The Michelson Twenty Million Minds Foundation supports “non-profit initiatives, for-profit start-ups, and policy thought leaders that utilize disruptive digital technologies to create a “higher education 3.0” system that can sustainably increase access, affordability, and student success.”” They provide free textbooks on a limited range of subjects, as well as a search engine to find the cheapest new, used, digital and rental textbooks online. Other non-profit organizations which fund similar initiatives include The Bill and Melinda Gates Foundation, The William and Flora Hewlett Foundation, and the Laura and John Arnold Foundation.

The idea of creating a database of free, open and high quality textbooks have also been supported by the government. In 2012, Gov. Jerry Brown signed legislation which would “fund the creation by California universities of 50 open textbooks targeted to lower-division courses.” The textbooks would be hosted by the California Digital open Source Library, with the California Open Education Resources Council overseeing the book approval process. The books would be free to download or a physical copy could be purchased for $20. Similar initiatives have been made in Utah, Florida, Main and Washington State.

In November, 2013, Senators Durbin and Franken introduced “The Affordable College Textbook Act.” This piece of legislation would “authorize the Secretary of Education to make grants to institutions of higher education to support pilot programs that expand the use of open textbooks in order to achieve savings for students.” The main goals of the act are to help “achieve the highest level of savings for students, expand the use of open textbooks at other IHEs, and produce open textbooks that are of the highest quality.” Unsurprisingly, such initiatives have been met with some resistance from the major publishing companies who claim that these actions interfere with the free market.
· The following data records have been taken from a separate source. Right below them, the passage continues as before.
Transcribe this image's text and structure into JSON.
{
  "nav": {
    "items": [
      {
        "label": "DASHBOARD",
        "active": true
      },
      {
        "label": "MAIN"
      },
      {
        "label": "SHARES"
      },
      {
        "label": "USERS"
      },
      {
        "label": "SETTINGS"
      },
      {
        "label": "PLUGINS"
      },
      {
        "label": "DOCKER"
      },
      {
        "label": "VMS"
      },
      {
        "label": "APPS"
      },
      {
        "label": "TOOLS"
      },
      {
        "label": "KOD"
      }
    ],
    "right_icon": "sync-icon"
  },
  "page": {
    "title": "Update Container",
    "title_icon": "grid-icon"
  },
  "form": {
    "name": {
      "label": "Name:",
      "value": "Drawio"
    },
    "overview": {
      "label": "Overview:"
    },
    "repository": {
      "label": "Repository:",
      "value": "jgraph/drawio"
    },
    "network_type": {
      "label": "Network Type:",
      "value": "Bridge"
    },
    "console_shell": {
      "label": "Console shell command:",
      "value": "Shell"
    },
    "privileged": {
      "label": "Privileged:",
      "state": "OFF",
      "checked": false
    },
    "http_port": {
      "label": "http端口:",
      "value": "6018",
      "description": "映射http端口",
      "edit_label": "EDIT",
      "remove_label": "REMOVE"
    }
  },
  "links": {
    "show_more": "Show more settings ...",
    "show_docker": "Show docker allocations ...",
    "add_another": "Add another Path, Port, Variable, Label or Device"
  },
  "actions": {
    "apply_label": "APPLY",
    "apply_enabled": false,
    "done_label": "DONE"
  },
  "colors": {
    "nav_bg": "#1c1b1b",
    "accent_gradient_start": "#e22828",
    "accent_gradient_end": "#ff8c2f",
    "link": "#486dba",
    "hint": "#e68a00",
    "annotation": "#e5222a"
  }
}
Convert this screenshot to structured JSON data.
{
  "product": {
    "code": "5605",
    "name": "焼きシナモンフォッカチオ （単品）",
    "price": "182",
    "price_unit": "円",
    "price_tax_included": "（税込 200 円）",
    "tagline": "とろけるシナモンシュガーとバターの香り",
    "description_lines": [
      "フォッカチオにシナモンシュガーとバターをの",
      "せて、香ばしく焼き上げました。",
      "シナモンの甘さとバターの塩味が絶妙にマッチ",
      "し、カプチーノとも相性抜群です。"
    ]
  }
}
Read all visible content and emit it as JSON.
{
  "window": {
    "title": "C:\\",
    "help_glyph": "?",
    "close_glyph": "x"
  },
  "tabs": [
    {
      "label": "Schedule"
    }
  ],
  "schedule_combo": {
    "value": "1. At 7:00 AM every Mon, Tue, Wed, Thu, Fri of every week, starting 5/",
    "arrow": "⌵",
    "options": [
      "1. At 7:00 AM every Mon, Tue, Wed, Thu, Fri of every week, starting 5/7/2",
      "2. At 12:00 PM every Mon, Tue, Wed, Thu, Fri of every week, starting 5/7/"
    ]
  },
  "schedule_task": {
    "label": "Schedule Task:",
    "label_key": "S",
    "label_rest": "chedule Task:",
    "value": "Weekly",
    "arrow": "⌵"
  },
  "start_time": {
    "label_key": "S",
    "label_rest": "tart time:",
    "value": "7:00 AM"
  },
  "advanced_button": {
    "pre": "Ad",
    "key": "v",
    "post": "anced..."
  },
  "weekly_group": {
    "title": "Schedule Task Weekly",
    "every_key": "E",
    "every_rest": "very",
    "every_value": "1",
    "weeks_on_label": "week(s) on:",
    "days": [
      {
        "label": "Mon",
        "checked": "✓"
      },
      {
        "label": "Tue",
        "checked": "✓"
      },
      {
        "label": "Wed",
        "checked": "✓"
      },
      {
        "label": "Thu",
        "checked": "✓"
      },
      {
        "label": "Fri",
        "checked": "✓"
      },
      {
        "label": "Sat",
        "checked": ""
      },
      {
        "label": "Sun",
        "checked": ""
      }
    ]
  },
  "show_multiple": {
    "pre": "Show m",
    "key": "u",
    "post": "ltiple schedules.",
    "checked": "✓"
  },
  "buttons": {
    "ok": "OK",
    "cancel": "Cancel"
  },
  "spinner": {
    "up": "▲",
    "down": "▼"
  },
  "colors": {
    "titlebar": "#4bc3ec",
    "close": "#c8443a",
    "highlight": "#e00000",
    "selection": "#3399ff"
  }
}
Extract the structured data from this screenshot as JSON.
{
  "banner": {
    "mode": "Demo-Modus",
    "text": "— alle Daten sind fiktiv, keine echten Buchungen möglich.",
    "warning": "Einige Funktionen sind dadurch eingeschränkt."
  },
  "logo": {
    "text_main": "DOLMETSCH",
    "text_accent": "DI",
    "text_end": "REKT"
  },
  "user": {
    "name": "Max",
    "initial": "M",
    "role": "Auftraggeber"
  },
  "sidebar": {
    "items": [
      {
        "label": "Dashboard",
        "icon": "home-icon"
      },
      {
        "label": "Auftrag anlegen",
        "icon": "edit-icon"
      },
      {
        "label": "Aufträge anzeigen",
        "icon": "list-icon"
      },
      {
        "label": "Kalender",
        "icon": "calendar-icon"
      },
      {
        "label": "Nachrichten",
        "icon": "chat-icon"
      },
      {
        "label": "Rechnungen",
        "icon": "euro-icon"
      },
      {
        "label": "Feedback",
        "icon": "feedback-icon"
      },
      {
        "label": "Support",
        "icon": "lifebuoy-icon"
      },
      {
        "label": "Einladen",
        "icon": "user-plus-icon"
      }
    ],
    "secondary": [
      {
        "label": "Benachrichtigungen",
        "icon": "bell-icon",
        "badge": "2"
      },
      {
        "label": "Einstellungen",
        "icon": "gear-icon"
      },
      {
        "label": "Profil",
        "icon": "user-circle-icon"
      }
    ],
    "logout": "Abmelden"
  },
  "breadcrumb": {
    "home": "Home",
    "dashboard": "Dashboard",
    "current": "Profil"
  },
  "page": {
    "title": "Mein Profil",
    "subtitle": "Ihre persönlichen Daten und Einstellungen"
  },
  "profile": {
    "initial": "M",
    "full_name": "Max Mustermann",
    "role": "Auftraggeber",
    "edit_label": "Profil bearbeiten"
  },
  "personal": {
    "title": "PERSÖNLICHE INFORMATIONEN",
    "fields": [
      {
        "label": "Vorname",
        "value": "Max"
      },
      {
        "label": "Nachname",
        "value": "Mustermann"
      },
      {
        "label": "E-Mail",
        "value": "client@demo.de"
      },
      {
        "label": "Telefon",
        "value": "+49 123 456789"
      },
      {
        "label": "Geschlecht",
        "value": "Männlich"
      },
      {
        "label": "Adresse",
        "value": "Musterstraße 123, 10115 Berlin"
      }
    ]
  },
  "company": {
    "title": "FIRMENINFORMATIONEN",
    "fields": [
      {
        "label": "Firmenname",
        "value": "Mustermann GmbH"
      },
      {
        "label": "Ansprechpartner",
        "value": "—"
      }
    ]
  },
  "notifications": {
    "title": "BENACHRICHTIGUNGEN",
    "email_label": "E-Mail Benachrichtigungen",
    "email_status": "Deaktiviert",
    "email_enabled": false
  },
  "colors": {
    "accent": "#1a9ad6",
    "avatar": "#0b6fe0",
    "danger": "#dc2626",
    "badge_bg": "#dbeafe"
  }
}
It is clear that textbooks will remain an integral part of a college education, despite the rising costs. Unfortunately, the mind-set of today that “everyone should have and deserves a college education” has justified these skyrocketing prices. However, the textbook industry is shifting. The initiatives to cut the costs of textbooks are still fairly recent, and its effects haven’t been fully realised yet. The continued rise of textbook prices suggests some sort of bubble; the intrinsic value of a textbook has not increased, so the prices must be a reflection on a tumultuous industry. It is possible that in the future, textbooks will be free or a minimal cost to a student’s education – or that textbooks will settle at a constant yet expensive price. In any case, if textbooks and indeed tuition continues to increase at the same rate at which it has over the last few years, it is not clear whether the investment in one’s education remains a sound and smart choice.